Перевожу дыхание и снова смотрю на шрамы, спрятанные под татуировками.
И все фрагменты головоломки встают на место.
Доктор Штейнер говорит, что я чувствую чужую боль острее, чем все остальные, потому что мне пришлось многое пережить, пока Кейси не оправилась от трагедии. И реагирую я на чужую боль бурно. Может быть, он прав. Может, поэтому у меня замирает сердце, подступает тошнота и по щекам текут слезы.
Тихий шепот Эштона отвлекает меня от моих мыслей.
– Ирландка, на свою беду ты слишком сообразительная, – говорит он с грустной улыбкой.
Смотрю, как движется его кадык, и все не отпускаю его руку. Он не пытается ее отнять. И не избегает моего взгляда. А когда я другой рукой касаюсь его груди, кладу ладонь на татуировку прямо над его сердцем, он даже не вздрагивает.
Мне хочется задать ему столько вопросов! Сколько тебе тогда было лет? Часто тебя избивали? Почему ты до сих пор носишь кусок ремня на запястье? Но я ни о чем не спрашиваю. Не могу: только от одной мысли о маленьком мальчике, которого зверски избивают, слезы бегут по щекам с новой силой.
– Эштон, если хочешь, можешь говорить со мной обо всем. Я никому ничего не скажу, – шепчу я дрожащим голосом.
Он наклоняется и стирает поцелуем слезинку у меня на щеке. Одну, потом другую, третью – постепенно приближаясь к моим губам. Не знаю, может, из-за напряженности момента – сердце болит за него, тело тянется к нему, а мозг полностью в отключке, – но когда его губы у края моего рта и он шепчет: «Ирландка, ты опять на меня глазеешь», я автоматически поворачиваюсь, чтобы встретить его губы.
Он тут же отвечает: не теряя времени, накрывает мой рот своим и проникает внутрь. Чувствую соленый вкус своих слез, когда его язык оказывается рядом с моим. Одной рукой он поддерживает мой затылок и целует с новой силой, проникая в меня все глубже и глубже. И я не сопротивляюсь, потому что хочу быть к нему ближе, хочу помочь ему обо всем забыть. И мне все равно, правильно я поступаю или нет. Это не может быть неправильным, раз это так прекрасно.

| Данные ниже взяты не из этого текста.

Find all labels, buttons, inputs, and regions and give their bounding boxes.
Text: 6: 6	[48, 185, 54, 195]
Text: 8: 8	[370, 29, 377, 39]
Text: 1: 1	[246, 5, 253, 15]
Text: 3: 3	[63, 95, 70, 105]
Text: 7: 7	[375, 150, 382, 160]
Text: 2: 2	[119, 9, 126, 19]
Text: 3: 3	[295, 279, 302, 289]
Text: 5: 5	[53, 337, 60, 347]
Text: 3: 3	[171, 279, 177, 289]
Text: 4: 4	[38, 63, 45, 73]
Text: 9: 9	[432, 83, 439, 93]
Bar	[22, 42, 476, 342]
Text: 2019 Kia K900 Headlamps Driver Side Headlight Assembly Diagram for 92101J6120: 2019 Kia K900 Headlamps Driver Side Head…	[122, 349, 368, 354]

Моя ладонь все лежит у него на груди, на сердце, которое все сильнее стучит у меня под кончиками пальцев, а поцелуй все длится и длится, пока не высыхают мои слезы и не устают губы, и я хочу навсегда запомнить божественный вкус Эштона.
Потом он внезапно отрывается от меня, а я глотаю ртом воздух.
– Ты вся дрожишь.
– Не заметила, – шепчу я. И ведь не заметила. И до сих пор не замечаю.

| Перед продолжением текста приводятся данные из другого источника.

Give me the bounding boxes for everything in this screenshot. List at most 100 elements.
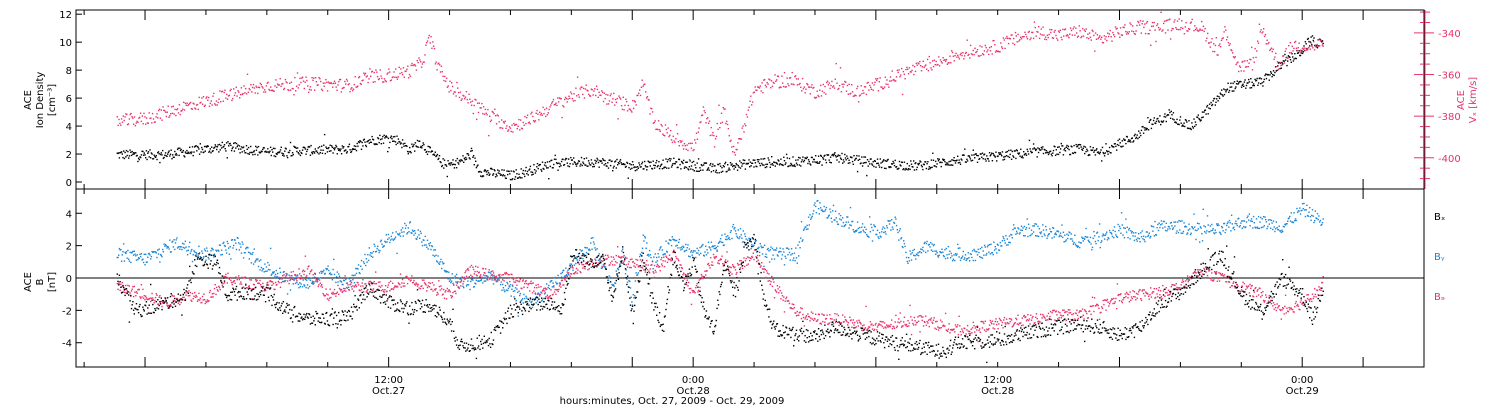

Я чувствую лишь его сердце под своей ладонью, вижу перед собой его красивое лицо и понимаю, что с трудом дышу.
Схватив в охапку, Эштон несет меня в комнату и опускает на кровать. Идет к комоду, по дороге захлопывая дверь в комнату. Я молчу. Даже не оглядываю комнату. Просто смотрю на его спину, в мозгу пустота.
Он бросает на кровать простую серую фуфайку и спортивные брюки.
– Надеюсь, подойдет.
– Спасибо, – шепчу я, поглаживая мягкую ткань, а голова идет кругом.
То, что происходит потом, не поддается объяснению. Может, из-за того, что случилось месяц назад, или из-за того, что сейчас произошло в ванной, когда Эштон командует: «Ирландка, подними руки», мое тело подчиняется, словно робот в замедленной съемке. Когда его пальцы хватают низ мокрой футболки и тянут выше, выше… я перевожу дыхание, и вот уже я в одном розовом спортивном лифчике. Он не смотрит на меня и не раздражает замечаниями. Молча разворачивает фуфайку, натягивает ворот через голову и опускает на плечи. Опускается на колени, и я глотаю комок в горле, когда его руки проскальзывают под кофту и ловко расстегивают застежку лифчика, а его глаза все удерживают мой взгляд. Стягивает лифчик, бросает на пол и ждет, пока я просуну руки в рукава.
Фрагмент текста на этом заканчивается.